Slow magnetic relaxation in a complex of photochromic spiropyran in a merocyanine form and cobalt(ii) hexafluoroacetylacetonate

Abstract

The interaction between photochromic 8-methoxy-1′,3′,3′-trimethyl-6-nitro-spiro[chromene-2,2′-indole] (MNSP) and cobalt(II) hexafluoroacetylacetonate yields a deep red-violet solution due to the coordination-induced transition of MNSP from a colorless closed state to a colored open merocyanine (MC) form. The resulting complex {Co^II(hfac)₂·MNSP} (1) is obtained as crystals, and its structure at 250 K shows the coordination of two oxygen atoms from MNSP with Co^II, forming a distorted octahedral surrounding around Co^II. The unit cell of 1 contracts below 170 K by 5.5%, which is accompanied by shortening O–Co bonds and altering O–Co–O angles in the structure solved at 150 K. The χ_MT value of 3.06 emu K mol⁻¹ at 300 K indicates the formation of high-spin Co^II (S = 3/2) with a large orbital contribution characteristic of the octahedral surrounding. The contraction of the unit cell of 1 below 170 K provides a reversible 2.2% change of χ_MT in the 170–160 K range during heating and cooling regimes without hysteresis.
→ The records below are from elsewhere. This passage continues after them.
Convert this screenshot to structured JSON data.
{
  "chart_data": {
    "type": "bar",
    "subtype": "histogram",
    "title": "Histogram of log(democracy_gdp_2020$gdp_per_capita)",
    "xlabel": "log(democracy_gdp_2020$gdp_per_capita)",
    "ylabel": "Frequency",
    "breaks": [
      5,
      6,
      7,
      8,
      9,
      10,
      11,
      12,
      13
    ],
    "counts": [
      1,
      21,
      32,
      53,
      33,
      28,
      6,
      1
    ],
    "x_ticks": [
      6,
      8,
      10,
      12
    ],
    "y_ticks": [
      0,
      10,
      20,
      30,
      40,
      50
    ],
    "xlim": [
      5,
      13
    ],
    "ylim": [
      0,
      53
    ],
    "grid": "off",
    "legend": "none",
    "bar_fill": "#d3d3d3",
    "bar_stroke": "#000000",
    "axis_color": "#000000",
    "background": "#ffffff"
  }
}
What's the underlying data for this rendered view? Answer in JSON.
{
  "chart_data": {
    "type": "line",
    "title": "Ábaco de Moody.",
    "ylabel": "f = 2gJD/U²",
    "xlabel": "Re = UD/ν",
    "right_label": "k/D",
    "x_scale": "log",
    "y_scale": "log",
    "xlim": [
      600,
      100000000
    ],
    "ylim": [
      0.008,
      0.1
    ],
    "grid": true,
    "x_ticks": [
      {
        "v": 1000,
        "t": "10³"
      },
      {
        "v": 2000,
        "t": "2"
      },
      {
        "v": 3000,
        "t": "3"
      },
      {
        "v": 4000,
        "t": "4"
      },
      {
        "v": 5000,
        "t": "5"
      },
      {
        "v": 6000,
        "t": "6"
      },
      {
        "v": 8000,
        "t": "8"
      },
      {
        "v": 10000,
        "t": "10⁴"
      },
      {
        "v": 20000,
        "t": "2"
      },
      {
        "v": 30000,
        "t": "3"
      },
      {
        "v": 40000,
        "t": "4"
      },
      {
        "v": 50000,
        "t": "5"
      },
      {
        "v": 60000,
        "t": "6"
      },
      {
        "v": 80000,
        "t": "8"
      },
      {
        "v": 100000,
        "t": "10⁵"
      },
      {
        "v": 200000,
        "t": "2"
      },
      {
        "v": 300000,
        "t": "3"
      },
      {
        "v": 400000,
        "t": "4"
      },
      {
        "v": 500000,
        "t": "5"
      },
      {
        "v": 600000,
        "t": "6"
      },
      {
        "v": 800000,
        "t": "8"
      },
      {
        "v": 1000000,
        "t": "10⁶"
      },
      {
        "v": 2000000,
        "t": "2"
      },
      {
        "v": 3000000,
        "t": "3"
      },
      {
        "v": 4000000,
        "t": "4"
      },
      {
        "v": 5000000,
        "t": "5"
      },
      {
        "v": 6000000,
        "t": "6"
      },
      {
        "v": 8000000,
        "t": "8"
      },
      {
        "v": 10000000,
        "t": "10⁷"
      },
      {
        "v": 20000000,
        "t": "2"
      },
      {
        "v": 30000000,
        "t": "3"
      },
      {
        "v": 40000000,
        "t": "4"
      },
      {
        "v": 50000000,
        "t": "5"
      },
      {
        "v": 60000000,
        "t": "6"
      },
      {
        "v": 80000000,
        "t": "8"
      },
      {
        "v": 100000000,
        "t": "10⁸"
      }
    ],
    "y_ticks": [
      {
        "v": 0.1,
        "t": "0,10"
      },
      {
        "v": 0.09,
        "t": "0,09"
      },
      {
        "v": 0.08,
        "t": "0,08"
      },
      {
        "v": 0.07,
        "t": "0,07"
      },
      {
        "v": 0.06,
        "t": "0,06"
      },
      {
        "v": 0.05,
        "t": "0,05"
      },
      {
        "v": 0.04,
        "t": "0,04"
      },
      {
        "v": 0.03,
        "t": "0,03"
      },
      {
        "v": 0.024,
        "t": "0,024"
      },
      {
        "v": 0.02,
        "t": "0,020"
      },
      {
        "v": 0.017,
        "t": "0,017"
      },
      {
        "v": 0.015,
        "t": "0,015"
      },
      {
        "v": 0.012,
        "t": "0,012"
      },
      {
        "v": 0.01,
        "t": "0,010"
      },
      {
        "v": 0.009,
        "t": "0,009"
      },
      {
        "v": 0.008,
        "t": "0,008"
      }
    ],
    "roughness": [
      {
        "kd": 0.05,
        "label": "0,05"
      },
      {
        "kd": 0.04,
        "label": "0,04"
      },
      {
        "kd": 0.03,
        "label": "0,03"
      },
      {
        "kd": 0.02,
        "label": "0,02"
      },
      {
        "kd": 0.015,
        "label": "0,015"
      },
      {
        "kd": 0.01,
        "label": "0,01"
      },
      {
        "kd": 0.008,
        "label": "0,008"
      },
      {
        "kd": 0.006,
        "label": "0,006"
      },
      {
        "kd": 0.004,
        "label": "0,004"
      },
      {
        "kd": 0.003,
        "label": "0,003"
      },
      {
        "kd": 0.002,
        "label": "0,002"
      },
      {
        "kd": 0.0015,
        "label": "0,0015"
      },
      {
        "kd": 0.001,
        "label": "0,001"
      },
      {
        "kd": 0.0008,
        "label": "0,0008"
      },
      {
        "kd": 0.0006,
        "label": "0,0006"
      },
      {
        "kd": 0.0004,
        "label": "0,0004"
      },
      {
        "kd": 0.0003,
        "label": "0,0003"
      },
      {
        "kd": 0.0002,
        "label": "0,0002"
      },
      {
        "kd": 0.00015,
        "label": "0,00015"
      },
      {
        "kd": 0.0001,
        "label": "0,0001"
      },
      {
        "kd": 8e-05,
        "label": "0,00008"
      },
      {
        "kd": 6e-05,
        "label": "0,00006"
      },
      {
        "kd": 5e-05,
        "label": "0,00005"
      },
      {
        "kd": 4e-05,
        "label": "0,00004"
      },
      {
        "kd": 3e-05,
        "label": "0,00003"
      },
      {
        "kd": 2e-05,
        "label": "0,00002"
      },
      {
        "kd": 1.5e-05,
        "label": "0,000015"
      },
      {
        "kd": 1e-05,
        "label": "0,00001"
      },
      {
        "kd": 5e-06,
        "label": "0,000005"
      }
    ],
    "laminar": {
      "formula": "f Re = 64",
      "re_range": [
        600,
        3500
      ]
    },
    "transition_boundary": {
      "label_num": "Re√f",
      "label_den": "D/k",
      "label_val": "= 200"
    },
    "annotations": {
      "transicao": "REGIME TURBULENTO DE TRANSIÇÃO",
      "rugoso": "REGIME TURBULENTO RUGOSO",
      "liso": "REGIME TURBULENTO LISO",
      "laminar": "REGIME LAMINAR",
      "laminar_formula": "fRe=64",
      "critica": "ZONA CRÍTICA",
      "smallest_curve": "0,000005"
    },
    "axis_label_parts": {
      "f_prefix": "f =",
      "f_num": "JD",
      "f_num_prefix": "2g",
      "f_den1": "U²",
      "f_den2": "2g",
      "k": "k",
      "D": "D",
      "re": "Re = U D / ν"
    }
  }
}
The electron paramagnetic resonance signal of 1 was simulated with g-values of g_x = 2.342, g_y = 2.364, and g_z = 2.084, and an isotropic g-factor of 2.267. The temperature-dependent χ_MT and field-dependent magnetization of 1 allow us to determine a positive zero-field splitting parameter of +20.1 cm⁻¹. A study of the dynamic properties of 1 shows slow magnetic relaxation for Co^II in a static field of 1000 Oe. Magnetic hysteresis loops were observed for 1 at 0.5 and 2 K; these loops are closed in the zero field region but opened at fields higher than ±100 and 700 Oe, respectively. The collapse of the loop is observed at 5 K. Excitation of the solution of 1 with green light decreases partially the intensity of the bands of the complex, whereas subsequent exposure of this solution to UV light partially restores these intensities.